Laetitia a quitté Orléans pour s'installer à Lyon il y a deux ans. Dès son arrivée, elle a déposé un dossier pour obtenir un studio en HLM. Sans succès. "Je galère depuis deux ans, ce n'est pas normal, j'ai toujours travaillé depuis mes quinze ans, je ne suis pas totalement sans ressources.", pleure la maman.

Une situation incompréhensible alors que la trêve hivernale a débuté au 1er novembre. "Si la Métropole ne me propose rien, je vais voir si je peux être logée au Centre culturel et de la vie associative (CCVA) de Villeurbanne, en attendant.", espère Laetitia.

"Je suis à bout"

Une centaine de personnes occupent actuellement le CCVA de Villeurbanne. C'est le cas d'Émeline (le prénom a été modifié). La jeune femme de 32 ans est mère de quatre enfants, âgés de trois à treize ans. Pendant six mois, la famille a été logée dans un hôtel géré par la Métropole dans la commune de Marcy-l'Etoile. "Une fois que mon plus enfant a atteint l'âge de trois ans, on nous a mis à la rue, c'était le 3 octobre.", explique-t-elle. La direction de l'hôtel lui a signalé qu'elle devait partir ou payer sa chambre. Sans ressources, elle s'est retrouvée à la rue. "Je rêve de travailler mais je ne peux pas laisser des enfants en bas âge, je dois m'en occuper.", justifie-t-elle.

Depuis, la famille a vécu deux semaines dans une école puis dans un gymnase. Émeline ne sait pas de quoi sera fait demain.

Je n'ai pas les mots, je pense que ces gens n'ont pas de coeur de laisser des enfants dehors, dans le froid.

Émeline

mère de quatre enfants

Le chauffage vient tout juste d'être mis au centre culturel. "Mes enfants sont choqués, ils ne parlent plus, mon fils aîné a changé et il ne veut plus aller à l'école, il est en colère.", raconte Émeline . "Je voulais faire la maman forte mais parfois je pleure, c'est vraiment trop dur, témoigne la jeune femme, la Métropole de Lyon me dit d'appeler le 115 mais il n'y a pas de places pour nous."

Un petit groupe se rassemble devant l'entrée du bâtiment de la Métropole dans le 3e arrondissement. Parmi eux, Esmée (le prénom a été modifié), 23 ans. Elle aussi est logée avec son enfant de huit mois et son conjoint au centre culturel de Villeurbanne. "On est solidaires ensemble mais c'est difficile de vivre à plus de cent personnes, quand un enfant est malade, tous les autres le sont !", raconte la jeune femme. 

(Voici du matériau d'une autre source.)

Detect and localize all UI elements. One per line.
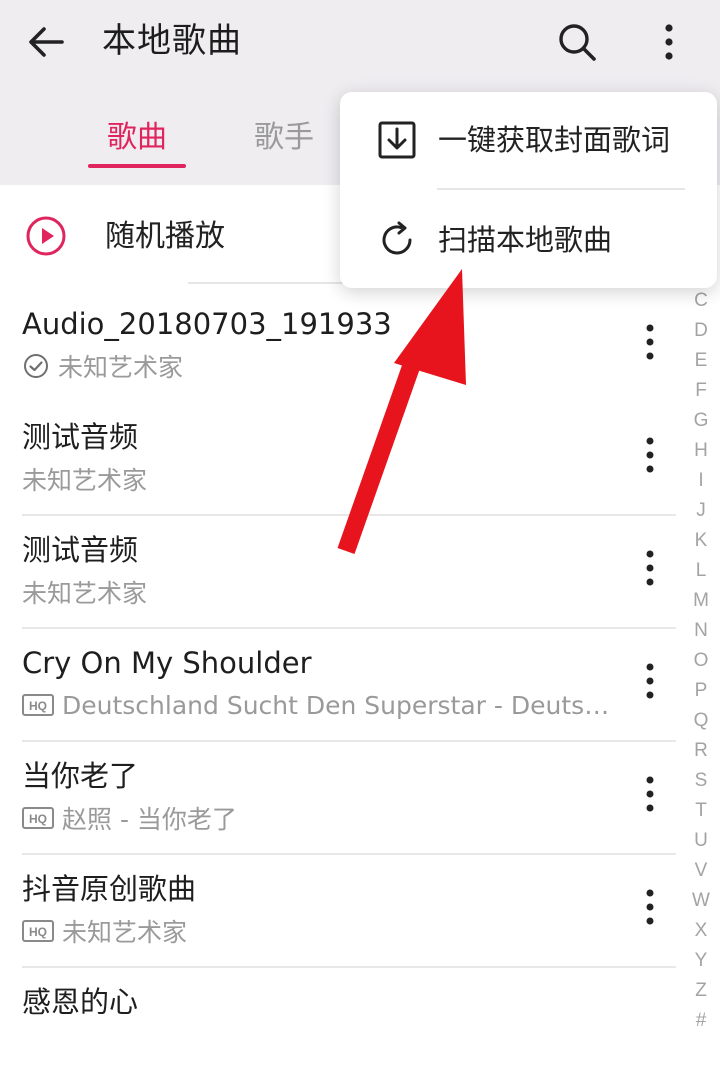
index-letter[interactable]: X <box>686 916 716 946</box>
song-item[interactable]: Cry On My Shoulder HQ Deutschland Sucht … <box>0 629 680 742</box>
more-vert-icon[interactable] <box>632 659 668 703</box>
check-circle-icon <box>24 354 48 378</box>
song-title: 当你老了 <box>22 759 139 793</box>
song-title: Cry On My Shoulder <box>22 646 312 680</box>
more-vert-icon[interactable] <box>645 18 693 66</box>
search-icon[interactable] <box>553 18 601 66</box>
song-title: 测试音频 <box>22 420 139 454</box>
index-letter[interactable]: O <box>686 646 716 676</box>
index-letter[interactable]: W <box>686 886 716 916</box>
menu-item-label: 一键获取封面歌词 <box>438 123 671 157</box>
index-letter[interactable]: E <box>686 346 716 376</box>
play-circle-icon <box>26 216 66 256</box>
song-subtitle: 未知艺术家 <box>22 348 183 384</box>
song-item[interactable]: 当你老了 HQ 赵照 - 当你老了 <box>0 742 680 855</box>
index-letter[interactable]: H <box>686 436 716 466</box>
index-letter[interactable]: U <box>686 826 716 856</box>
svg-text:HQ: HQ <box>29 925 47 939</box>
more-vert-icon[interactable] <box>632 433 668 477</box>
song-artist: 未知艺术家 <box>22 466 148 495</box>
index-letter[interactable]: C <box>686 286 716 316</box>
shuffle-play-label: 随机播放 <box>105 219 225 254</box>
song-title: 抖音原创歌曲 <box>22 872 197 906</box>
hq-badge-icon: HQ <box>22 807 54 829</box>
index-letter[interactable]: I <box>686 466 716 496</box>
refresh-icon <box>382 221 412 255</box>
index-letter[interactable]: M <box>686 586 716 616</box>
arrow-back-icon[interactable] <box>22 18 70 66</box>
index-letter[interactable]: L <box>686 556 716 586</box>
more-vert-icon[interactable] <box>632 885 668 929</box>
divider <box>437 188 685 190</box>
song-subtitle: HQ 未知艺术家 <box>22 913 187 949</box>
more-vert-icon[interactable] <box>632 772 668 816</box>
song-artist: 赵照 - 当你老了 <box>62 805 237 834</box>
index-letter[interactable]: T <box>686 796 716 826</box>
song-subtitle: HQ Deutschland Sucht Den Superstar - Deu… <box>22 687 622 723</box>
index-letter[interactable]: S <box>686 766 716 796</box>
svg-text:HQ: HQ <box>29 699 47 713</box>
index-letter[interactable]: P <box>686 676 716 706</box>
index-letter[interactable]: N <box>686 616 716 646</box>
index-letter[interactable]: J <box>686 496 716 526</box>
hq-badge-icon: HQ <box>22 694 54 716</box>
svg-text:HQ: HQ <box>29 812 47 826</box>
index-letter[interactable]: F <box>686 376 716 406</box>
index-letter[interactable]: Y <box>686 946 716 976</box>
annotation-arrow <box>337 269 466 554</box>
song-title: 测试音频 <box>22 533 139 567</box>
index-letter[interactable]: Z <box>686 976 716 1006</box>
song-subtitle: 未知艺术家 <box>22 461 147 497</box>
song-artist: Deutschland Sucht Den Superstar - Deutsc… <box>62 690 622 720</box>
menu-item-fetch-cover-lyrics[interactable]: 一键获取封面歌词 <box>340 92 717 188</box>
index-letter[interactable]: K <box>686 526 716 556</box>
index-letter[interactable]: G <box>686 406 716 436</box>
song-artist: 未知艺术家 <box>58 353 184 382</box>
song-subtitle: 未知艺术家 <box>22 574 147 610</box>
index-letter[interactable]: R <box>686 736 716 766</box>
tab-songs[interactable]: 歌曲 <box>107 118 167 158</box>
index-letter[interactable]: # <box>686 1006 716 1036</box>
song-subtitle: HQ 赵照 - 当你老了 <box>22 800 237 836</box>
tab-artists[interactable]: 歌手 <box>254 118 314 158</box>
more-vert-icon[interactable] <box>632 546 668 590</box>
song-item[interactable]: 抖音原创歌曲 HQ 未知艺术家 <box>0 855 680 968</box>
page-title: 本地歌曲 <box>102 21 242 61</box>
song-title: 感恩的心 <box>22 985 139 1019</box>
song-artist: 未知艺术家 <box>22 579 148 608</box>
song-item[interactable]: 感恩的心 <box>0 968 680 1081</box>
index-letter[interactable]: D <box>686 316 716 346</box>
menu-item-label: 扫描本地歌曲 <box>438 223 613 257</box>
hq-badge-icon: HQ <box>22 920 54 942</box>
more-vert-icon[interactable] <box>632 320 668 364</box>
index-letter[interactable]: Q <box>686 706 716 736</box>
index-letter[interactable]: V <box>686 856 716 886</box>
tab-active-indicator <box>88 164 186 168</box>
alphabet-index[interactable]: C D E F G H I J K L M N O P Q R S T U V … <box>686 286 716 1036</box>
song-artist: 未知艺术家 <box>62 918 188 947</box>
download-box-icon <box>378 121 416 159</box>
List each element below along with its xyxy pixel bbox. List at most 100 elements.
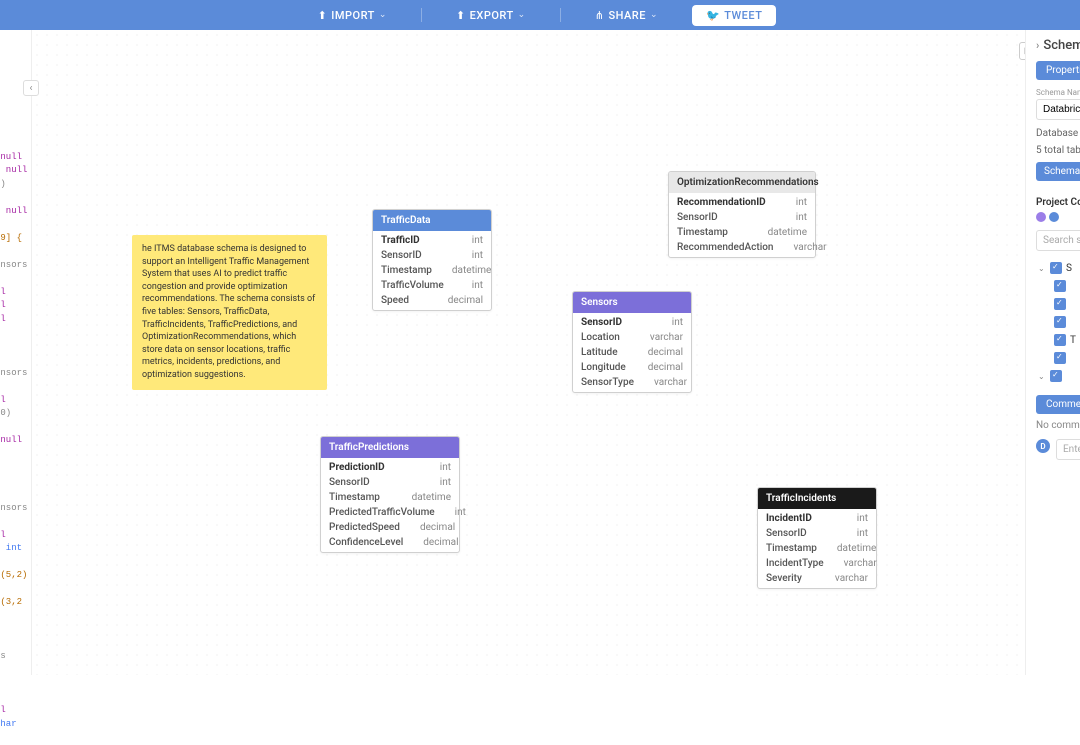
canvas[interactable]: ⊞ he ITMS database schema is designed to… <box>32 30 1025 675</box>
table-row[interactable]: SensorIDint <box>373 248 491 263</box>
schema-name-input[interactable] <box>1036 99 1080 120</box>
table-row[interactable]: TrafficIDint <box>373 233 491 248</box>
table-body: PredictionIDint SensorIDint Timestampdat… <box>321 458 459 552</box>
tree-parent[interactable]: ⌄ S <box>1036 259 1080 277</box>
properties-tab[interactable]: Properties <box>1036 61 1080 80</box>
table-row[interactable]: SensorIDint <box>573 315 691 330</box>
table-row[interactable]: PredictionIDint <box>321 460 459 475</box>
table-body: RecommendationIDint SensorIDint Timestam… <box>669 193 815 257</box>
comment-input[interactable]: Enter <box>1056 439 1080 460</box>
color-swatch[interactable] <box>1049 212 1059 222</box>
project-colors-label: Project Colors <box>1036 197 1080 208</box>
top-toolbar: ⬆ IMPORT ⌄ ⬆ EXPORT ⌄ ⋔ SHARE ⌄ 🐦 TWEET <box>0 0 1080 30</box>
chevron-down-icon: ⌄ <box>650 10 658 20</box>
table-row[interactable]: Timestampdatetime <box>373 263 491 278</box>
table-header: TrafficPredictions <box>321 437 459 458</box>
table-row[interactable]: Timestampdatetime <box>669 225 815 240</box>
table-row[interactable]: IncidentTypevarchar <box>758 556 876 571</box>
search-schema-input[interactable]: Search schema... <box>1036 230 1080 251</box>
tweet-label: TWEET <box>724 9 762 22</box>
total-tables: 5 total tables <box>1036 145 1080 156</box>
checkbox[interactable] <box>1054 316 1066 328</box>
checkbox[interactable] <box>1054 334 1066 346</box>
share-label: SHARE <box>608 9 646 22</box>
table-row[interactable]: SensorIDint <box>758 526 876 541</box>
table-row[interactable]: IncidentIDint <box>758 511 876 526</box>
table-row[interactable]: Latitudedecimal <box>573 345 691 360</box>
table-row[interactable]: SensorTypevarchar <box>573 375 691 390</box>
avatar: D <box>1036 439 1050 453</box>
table-sensors[interactable]: Sensors SensorIDint Locationvarchar Lati… <box>572 291 692 393</box>
code-panel: ‹ { null ) null 8) ) null C9] { ensors l… <box>0 30 32 675</box>
table-body: SensorIDint Locationvarchar Latitudedeci… <box>573 313 691 392</box>
table-row[interactable]: TrafficVolumeint <box>373 278 491 293</box>
tree-label: T <box>1070 335 1076 346</box>
comments-button[interactable]: Comments <box>1036 395 1080 414</box>
schema-title: Schema <box>1043 38 1080 53</box>
tree-item[interactable] <box>1036 277 1080 295</box>
schema-name-label: Schema Name <box>1036 88 1080 97</box>
note-text: he ITMS database schema is designed to s… <box>142 244 315 380</box>
table-body: IncidentIDint SensorIDint Timestampdatet… <box>758 509 876 588</box>
database-label: Database <box>1036 128 1080 139</box>
export-button[interactable]: ⬆ EXPORT ⌄ <box>442 9 540 22</box>
table-header: TrafficData <box>373 210 491 231</box>
share-button[interactable]: ⋔ SHARE ⌄ <box>581 9 672 22</box>
table-trafficincidents[interactable]: TrafficIncidents IncidentIDint SensorIDi… <box>757 487 877 589</box>
tweet-button[interactable]: 🐦 TWEET <box>692 5 776 26</box>
right-panel: › Schema Properties Schema Name Database… <box>1025 30 1080 675</box>
separator <box>560 8 561 22</box>
table-row[interactable]: RecommendationIDint <box>669 195 815 210</box>
table-header: OptimizationRecommendations <box>669 172 815 193</box>
upload-icon: ⬆ <box>318 9 328 22</box>
checkbox[interactable] <box>1050 262 1062 274</box>
chevron-right-icon: › <box>1036 39 1039 52</box>
import-button[interactable]: ⬆ IMPORT ⌄ <box>304 9 401 22</box>
schema-editor-button[interactable]: Schema Editor <box>1036 162 1080 181</box>
table-row[interactable]: SensorIDint <box>321 475 459 490</box>
table-trafficpredictions[interactable]: TrafficPredictions PredictionIDint Senso… <box>320 436 460 553</box>
share-icon: ⋔ <box>595 9 605 22</box>
tree-parent[interactable]: ⌄ <box>1036 367 1080 385</box>
comment-input-row: D Enter <box>1036 439 1080 460</box>
tree-item[interactable] <box>1036 313 1080 331</box>
separator <box>421 8 422 22</box>
schema-header[interactable]: › Schema <box>1036 38 1080 53</box>
table-row[interactable]: PredictedSpeeddecimal <box>321 520 459 535</box>
checkbox[interactable] <box>1054 352 1066 364</box>
table-header: TrafficIncidents <box>758 488 876 509</box>
collapse-code-button[interactable]: ‹ <box>23 80 39 96</box>
table-header: Sensors <box>573 292 691 313</box>
table-row[interactable]: Timestampdatetime <box>758 541 876 556</box>
chevron-down-icon: ⌄ <box>518 10 526 20</box>
color-palette <box>1036 212 1080 222</box>
export-label: EXPORT <box>470 9 514 22</box>
table-row[interactable]: Longitudedecimal <box>573 360 691 375</box>
table-row[interactable]: ConfidenceLeveldecimal <box>321 535 459 550</box>
table-row[interactable]: Locationvarchar <box>573 330 691 345</box>
checkbox[interactable] <box>1054 298 1066 310</box>
chevron-down-icon: ⌄ <box>1038 264 1046 273</box>
chevron-down-icon: ⌄ <box>379 10 387 20</box>
tree-label: S <box>1066 263 1072 274</box>
table-row[interactable]: Speeddecimal <box>373 293 491 308</box>
table-trafficdata[interactable]: TrafficData TrafficIDint SensorIDint Tim… <box>372 209 492 311</box>
table-row[interactable]: PredictedTrafficVolumeint <box>321 505 459 520</box>
table-row[interactable]: SensorIDint <box>669 210 815 225</box>
table-body: TrafficIDint SensorIDint Timestampdateti… <box>373 231 491 310</box>
table-optimizationrecommendations[interactable]: OptimizationRecommendations Recommendati… <box>668 171 816 258</box>
tree-item[interactable]: T <box>1036 331 1080 349</box>
canvas-inner: he ITMS database schema is designed to s… <box>32 30 1025 675</box>
color-swatch[interactable] <box>1036 212 1046 222</box>
checkbox[interactable] <box>1054 280 1066 292</box>
sticky-note[interactable]: he ITMS database schema is designed to s… <box>132 235 327 390</box>
main-layout: ‹ { null ) null 8) ) null C9] { ensors l… <box>0 30 1080 675</box>
tree-item[interactable] <box>1036 349 1080 367</box>
table-row[interactable]: Severityvarchar <box>758 571 876 586</box>
table-row[interactable]: RecommendedActionvarchar <box>669 240 815 255</box>
checkbox[interactable] <box>1050 370 1062 382</box>
tree-item[interactable] <box>1036 295 1080 313</box>
code-content: { null ) null 8) ) null C9] { ensors ll … <box>0 110 35 745</box>
table-row[interactable]: Timestampdatetime <box>321 490 459 505</box>
download-icon: ⬆ <box>456 9 466 22</box>
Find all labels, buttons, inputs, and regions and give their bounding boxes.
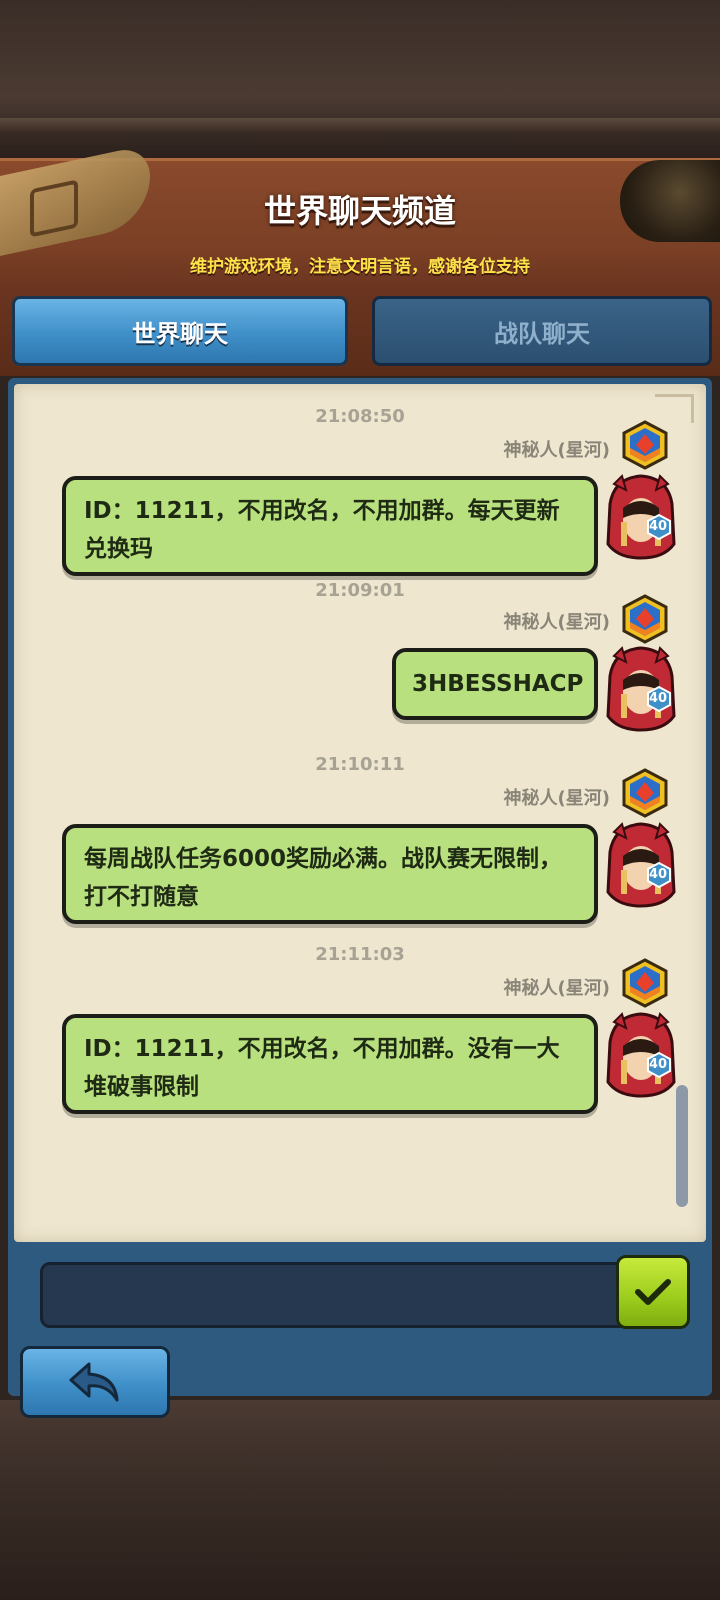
shield-rank-icon	[622, 594, 668, 644]
message-bubble[interactable]: 每周战队任务6000奖励必满。战队赛无限制，打不打随意	[62, 824, 598, 924]
level-badge: 40	[646, 862, 671, 888]
level-number: 40	[648, 866, 668, 882]
sender-name[interactable]: 神秘人(星河)	[504, 974, 610, 1000]
level-number: 40	[648, 690, 668, 706]
level-badge: 40	[646, 686, 671, 712]
level-number: 40	[648, 518, 668, 534]
shield-rank-icon	[622, 420, 668, 470]
chat-input[interactable]	[40, 1262, 630, 1328]
back-button[interactable]	[20, 1346, 170, 1418]
page-title: 世界聊天频道	[263, 192, 456, 230]
bottom-wood-frame	[0, 1400, 720, 1600]
send-button[interactable]	[616, 1255, 690, 1329]
top-wood-frame	[0, 0, 720, 160]
chat-message-list[interactable]: 21:08:50 神秘人(星河) ID：11211，不用改名，不用加群。每天更新…	[14, 384, 706, 1242]
message-timestamp: 21:09:01	[315, 580, 405, 601]
sender-name[interactable]: 神秘人(星河)	[504, 436, 610, 462]
tab-team-chat[interactable]: 战队聊天	[372, 296, 712, 366]
back-arrow-icon	[69, 1362, 119, 1402]
shield-rank-icon	[622, 768, 668, 818]
level-badge: 40	[646, 1052, 671, 1078]
checkmark-icon	[635, 1279, 671, 1305]
page-subtitle: 维护游戏环境，注意文明言语，感谢各位支持	[190, 257, 530, 277]
message-bubble[interactable]: ID：11211，不用改名，不用加群。没有一大堆破事限制	[62, 1014, 598, 1114]
shield-rank-icon	[622, 958, 668, 1008]
message-bubble[interactable]: ID：11211，不用改名，不用加群。每天更新兑换玛	[62, 476, 598, 576]
message-bubble[interactable]: 3HBESSHACP	[392, 648, 598, 720]
message-timestamp: 21:11:03	[315, 944, 405, 965]
sender-name[interactable]: 神秘人(星河)	[504, 784, 610, 810]
level-number: 40	[648, 1056, 668, 1072]
chat-scrollbar[interactable]	[676, 1085, 688, 1207]
level-badge: 40	[646, 514, 671, 540]
tab-world-chat[interactable]: 世界聊天	[12, 296, 348, 366]
sender-name[interactable]: 神秘人(星河)	[504, 608, 610, 634]
message-timestamp: 21:08:50	[315, 406, 405, 427]
message-timestamp: 21:10:11	[315, 754, 405, 775]
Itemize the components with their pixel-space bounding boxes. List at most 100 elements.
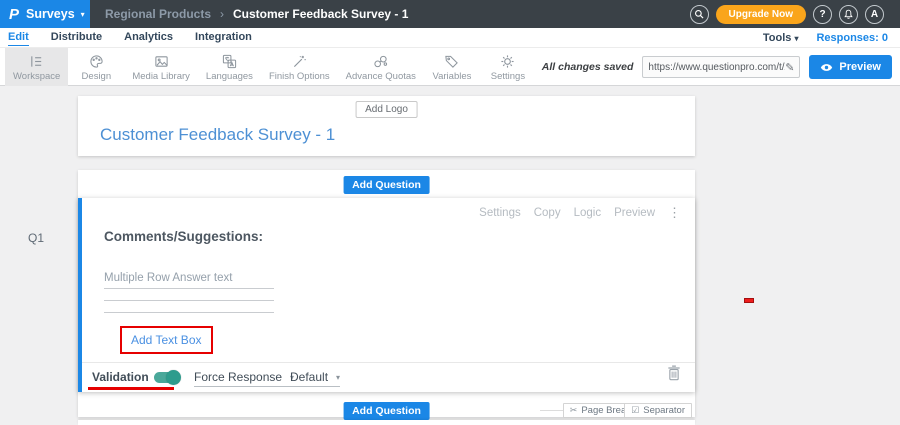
upgrade-now-button[interactable]: Upgrade Now — [716, 5, 806, 24]
question-card: Settings Copy Logic Preview ⋮ Comments/S… — [78, 198, 695, 392]
menu-tab-distribute[interactable]: Distribute — [51, 30, 102, 45]
toolbar-item-label: Media Library — [132, 71, 190, 82]
separator-label: Separator — [643, 405, 685, 416]
breadcrumb-separator-icon: › — [220, 7, 224, 21]
toolbar-item-label: Advance Quotas — [346, 71, 416, 82]
menu-tab-edit[interactable]: Edit — [8, 30, 29, 46]
gear-icon — [500, 54, 515, 69]
tag-icon — [444, 54, 459, 69]
question-text[interactable]: Comments/Suggestions: — [104, 229, 263, 244]
menu-tab-integration[interactable]: Integration — [195, 30, 252, 45]
validation-toggle[interactable] — [154, 372, 179, 383]
toolbar-item-media-library[interactable]: Media Library — [124, 48, 198, 86]
answer-row-line — [104, 312, 274, 313]
toolbar-item-languages[interactable]: Languages — [198, 48, 261, 86]
questionpro-logo-icon: P — [9, 6, 19, 23]
trash-icon — [667, 365, 681, 381]
toolbar-item-settings[interactable]: Settings — [480, 48, 536, 86]
survey-header-card: Add Logo Customer Feedback Survey - 1 — [78, 96, 695, 156]
image-icon — [154, 54, 169, 69]
translate-icon — [222, 54, 237, 69]
notifications-button[interactable] — [839, 5, 858, 24]
survey-title[interactable]: Customer Feedback Survey - 1 — [100, 125, 335, 145]
add-question-button-top[interactable]: Add Question — [343, 176, 430, 194]
magic-wand-icon — [292, 54, 307, 69]
breadcrumb-current: Customer Feedback Survey - 1 — [233, 7, 408, 21]
question-preview-link[interactable]: Preview — [614, 207, 655, 219]
preview-button[interactable]: Preview — [809, 55, 892, 79]
red-annotation-dash — [744, 298, 754, 303]
question-logic-link[interactable]: Logic — [574, 207, 602, 219]
avatar-initial: A — [871, 9, 878, 20]
toolbar-item-label: Workspace — [13, 71, 60, 82]
caret-down-icon: ▾ — [794, 34, 798, 43]
validation-annotation-underline — [88, 387, 174, 390]
toolbar-item-design[interactable]: Design — [68, 48, 124, 86]
product-switcher[interactable]: P Surveys ▾ — [0, 0, 90, 28]
question-menu: Settings Copy Logic Preview ⋮ — [479, 207, 681, 219]
questionpro-survey-editor: P Surveys ▾ Regional Products › Customer… — [0, 0, 900, 425]
menubar-right: Tools ▾ Responses: 0 — [763, 28, 888, 47]
question-copy-link[interactable]: Copy — [534, 207, 561, 219]
menu-items: Edit Distribute Analytics Integration — [8, 28, 252, 47]
responses-count-link[interactable]: Responses: 0 — [816, 32, 888, 44]
survey-url-input[interactable] — [648, 62, 785, 73]
question-settings-link[interactable]: Settings — [479, 207, 521, 219]
workspace-icon — [29, 54, 44, 69]
answer-row-line — [104, 288, 274, 289]
breadcrumb-parent[interactable]: Regional Products — [105, 7, 211, 21]
question-mark-icon: ? — [819, 9, 825, 20]
toolbar-item-label: Variables — [432, 71, 471, 82]
add-question-button-bottom[interactable]: Add Question — [343, 402, 430, 420]
default-dropdown[interactable]: Default ▾ — [290, 370, 340, 387]
menu-tab-analytics[interactable]: Analytics — [124, 30, 173, 45]
editor-toolbar: Workspace Design Media Library Languages… — [0, 47, 900, 86]
separator-checkbox-icon: ☑ — [631, 405, 639, 416]
search-icon — [694, 9, 704, 19]
eye-icon — [820, 63, 833, 72]
force-response-label: Force Response — [194, 370, 282, 384]
survey-url-field[interactable]: ✎ — [642, 56, 800, 78]
edit-url-pencil-icon[interactable]: ✎ — [785, 61, 794, 74]
question-number-label: Q1 — [28, 231, 44, 245]
toolbar-item-variables[interactable]: Variables — [424, 48, 480, 86]
save-status: All changes saved — [542, 61, 634, 73]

"Je ne comprends pas ce que fait la Métropole. Est-ce qu'ils veulent que ces bébés meurent de froid dehors ?".

Esmée

mère d'un bébé de huit mois

Son mari est même prêt à dormir dans des squats pour laisser sa femme et leur enfant dormir dans un hôtel. La famille a essuyé un nouveau refus. "Cela montre que si une femme est déclarée en couple, elle ne pourra jamais être aidée par la Métropole.", selon elle. 

En début d'après-midi, Laetitia, Émeline et des membres du collectif Droit au Logement ont été reçus par la Métropole de Lyon. "Nous n'avons rien obtenu de la métropole, ni pour Laetitia, ni pour les autres qui devront partir demain", nous confirme ce soir une membre du collectif DAL69.

Contactée, la Métropole de Lyon indique avoir alerté ce jour la préfecture du Rhône. "Notre mission de protection de l'enfance est strictement encadrée, nous nous sommes déjà substitués à l'Etat en prenant 2 500 personnes en charge dont 850 enfants", nous précise la collectivité. Selon cette dernière, 30% des cas relèvent des compétences de l'Etat. Parmi eux, Laetitia et sa fille d'un mois, désormais sans toit.